Firstly, given EREIT’s rejuvenated portfolio and transition into a larger-cap industrial REIT, we believe it is currently trading at a very attractive level, especially given its portfolio’s outsized exposure to logistics facilities and potential for further growth through its sponsor’s pipeline. Even when compared to the Taper Tantrum period in 2013, EREIT was still trading just above NAV. Although EREIT’s gearing may seem relatively high at c.42.0%, its capital management metrics are better than before. Its entire portfolio is unencumbered, and c.70% of its portfolio is hedged to fixed rates. Based on our estimates, EREIT also currently has a very healthy ICR of approximately 3x. 
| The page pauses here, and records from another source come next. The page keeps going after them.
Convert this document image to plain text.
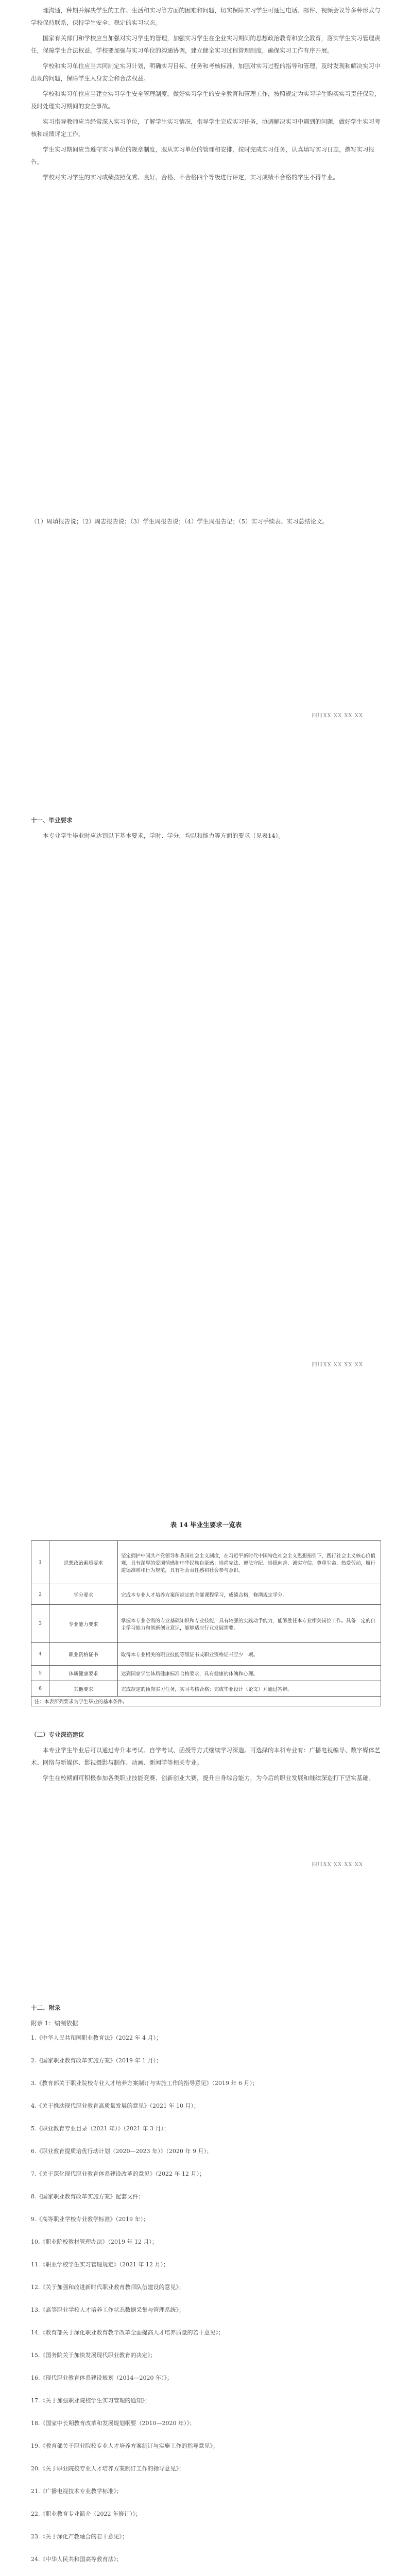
理沟通，种期并解决学生的工作、生活和实习等方面的困难和问题，切实保障实习学生可通过电话、邮件、视频会议等多种形式与学校保持联系，保持学生安全、稳定的实习状态。

国家有关部门和学校应当加强对实习学生的管理，加强实习学生在企业实习期间的思想政治教育和安全教育，落实学生实习管理责任，保障学生合法权益。学校要加强与实习单位的沟通协调，建立健全实习过程管理制度，确保实习工作有序开展。

学校和实习单位应当共同制定实习计划，明确实习目标、任务和考核标准，加强对实习过程的指导和管理，及时发现和解决实习中出现的问题，保障学生人身安全和合法权益。

学校和实习单位应当建立实习学生安全管理制度，做好实习学生的安全教育和管理工作，按照规定为实习学生购买实习责任保险，及时处理实习期间的安全事故。

实习指导教师应当经常深入实习单位，了解学生实习情况，指导学生完成实习任务，协调解决实习中遇到的问题，做好学生实习考核和成绩评定工作。

学生实习期间应当遵守实习单位的规章制度，服从实习单位的管理和安排，按时完成实习任务，认真填写实习日志，撰写实习报告。

学校对实习学生的实习成绩按照优秀、良好、合格、不合格四个等级进行评定，实习成绩不合格的学生不得毕业。

（1）周填报告说；（2）周志报告说；（3）学生周报告说；（4）学生周报告记；（5）实习手续表、实习总结论文。

四川XX XX XX XX

十一、毕业要求

本专业学生毕业时应达到以下基本要求，学时、学分，均以和能力等方面的要求（见表14）。

四川XX XX XX XX
表 14 毕业生要求一览表
1	思想政治素质要求	坚定拥护中国共产党领导和我国社会主义制度，在习近平新时代中国特色社会主义思想指引下，践行社会主义核心价值观，具有深厚的爱国情感和中华民族自豪感；崇尚宪法、遵法守纪、崇德向善、诚实守信、尊重生命、热爱劳动，履行道德准则和行为规范，具有社会责任感和社会参与意识。
2	学分要求	完成本专业人才培养方案所规定的全部课程学习，成绩合格，修满规定学分。
3	专业能力要求	掌握本专业必需的专业基础知识和专业技能，具有较强的实践动手能力，能够胜任本专业相关岗位工作。具备一定的自主学习能力和创新创业意识，能够适应行业发展需要。
4	职业资格证书	取得本专业相关的职业技能等级证书或职业资格证书至少一项。
5	体质健康要求	达到国家学生体质健康标准合格要求，具有健康的体魄和心理。
6	其他要求	完成规定的顶岗实习任务，实习考核合格；完成毕业设计（论文）并通过答辩。
注：本表所列要求为学生毕业的基本条件。		

（二）专业深造建议

本专业学生毕业后可以通过专升本考试、自学考试、函授等方式继续学习深造。可选择的本科专业有：广播电视编导、数字媒体艺术、网络与新媒体、影视摄影与制作、动画、新闻学等相关专业。

学生在校期间可积极参加各类职业技能竞赛、创新创业大赛，提升自身综合能力，为今后的职业发展和继续深造打下坚实基础。

四川XX XX XX XX

十二、附录

附录 1：编制依据

1.《中华人民共和国职业教育法》（2022 年 4 月）；

2.《国家职业教育改革实施方案》（2019 年 1 月）；

3.《教育部关于职业院校专业人才培养方案制订与实施工作的指导意见》（2019 年 6 月）；

4.《关于推动现代职业教育高质量发展的意见》（2021 年 10 月）；

5.《职业教育专业目录（2021 年）》（2021 年 3 月）；

6.《职业教育提质培优行动计划（2020—2023 年）》（2020 年 9 月）；

7.《关于深化现代职业教育体系建设改革的意见》（2022 年 12 月）；

8.《国家职业教育改革实施方案》配套文件；

9.《高等职业学校专业教学标准》（2019 年）；

10.《职业院校教材管理办法》（2019 年 12 月）；

11.《职业学校学生实习管理规定》（2021 年 12 月）；

12.《关于加强和改进新时代职业教育教师队伍建设的意见》；

13.《高等职业学校人才培养工作状态数据采集与管理系统》；

14.《教育部关于深化职业教育教学改革全面提高人才培养质量的若干意见》；

15.《国务院关于加快发展现代职业教育的决定》；

16.《现代职业教育体系建设规划（2014—2020 年）》；

17.《关于加强职业院校学生实习管理的通知》；

18.《国家中长期教育改革和发展规划纲要（2010—2020 年）》；

19.《教育部关于职业院校专业人才培养方案制订与实施工作的指导意见》；

20.《关于职业院校专业人才培养方案制订工作的指导意见》；

21.《广播电视技术专业教学标准》；

22.《职业教育专业简介（2022 年修订）》；

23.《关于深化产教融合的若干意见》；

24.《中华人民共和国高等教育法》；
We have refreshed our projections to assume that the divestment of 49 Pandan Road and 2 Jalan Kilang Barat will be completed by the end of FY22, and the acquisition of the Sakura Distribution Centre will only begin contributing income in the beginning of FY23. We have also taken the opportunity to assume that EREIT’s all-in cost of financing will creep up by c.55bps over the next three years. 

Despite the adjustments and revised estimates, we believe EREIT offers a very attractive yield at the current levels and that there is room for some earnings growth over the next few years, even with higher financing costs. As such, we will be maintaining our BUY recommendation with an unchanged TP of S$0.50.